Is Grave Encounters a perfect movie?  No.  It’s not perfect, but that’s never what I expect movies to be.  Is it close to perfect?  No.  But, that’s also not what I expect most movies to be.  Is it enough of everything it needs to be to do the job it sets out to do, while, at the same time, satisfying the average fan of such movies?  Again, like a residual haunting, I say “Yes, yes, yes!”  Grave Encounters is a kick-ass thrill ride, from beginning to end, with some of the most pulse-pounding premonitions this side of the solar system!

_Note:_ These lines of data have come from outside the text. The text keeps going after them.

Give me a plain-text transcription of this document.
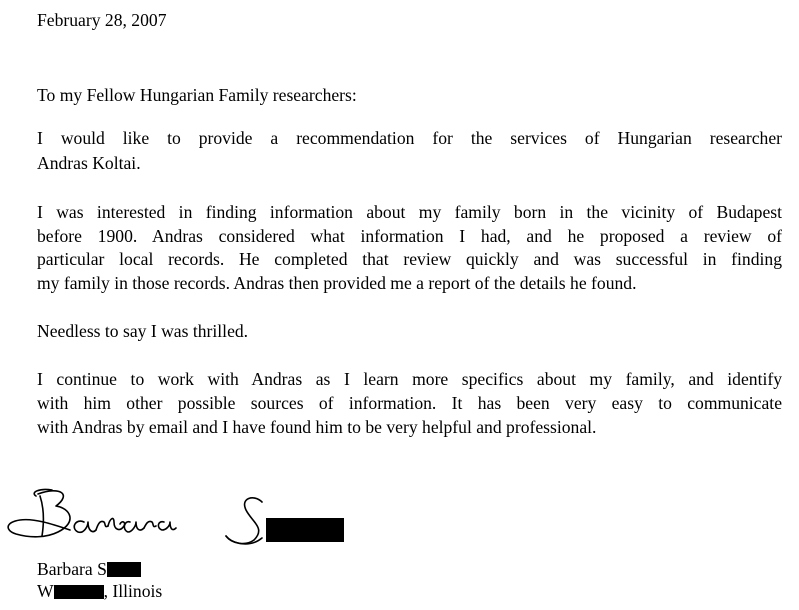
February 28, 2007
To my Fellow Hungarian Family researchers:
I would like to provide a recommendation for the services of Hungarian researcher
Andras Koltai.
I was interested in finding information about my family born in the vicinity of Budapest
before 1900. Andras considered what information I had, and he proposed a review of
particular local records. He completed that review quickly and was successful in finding
my family in those records. Andras then provided me a report of the details he found.
Needless to say I was thrilled.
I continue to work with Andras as I learn more specifics about my family, and identify
with him other possible sources of information. It has been very easy to communicate
with Andras by email and I have found him to be very helpful and professional.
Barbara S
W	, Illinois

If you decide to watch Grave Encounters, don’t expect anything in particular.  Leave your preconceived notions about ghost-hunting reality shows at the steps of the haunted asylum you plan to enter.  Whether or not you think it passes the scare test on film, you’ll have to agree that you’d evacuate your bowels on the spot, if any such things ever happened to you.  Imagine, for a moment, that you aren’t in the safety of your home, on your couch, with your dog, or whatever makes you feel detached from danger.  Imagine, instead, that you are, like these sorry souls, in a haunted asylum with full spectral apparitions galore!  Imagine that these demons are ready to make you bleed, scream, and die in the worst of ways.  If you can be so humble, honest, and insecure, even for a moment, you might just find Grave Encounters making you more of the vulnerable little human you really are!   Sitting on your couch, you might even enjoy it!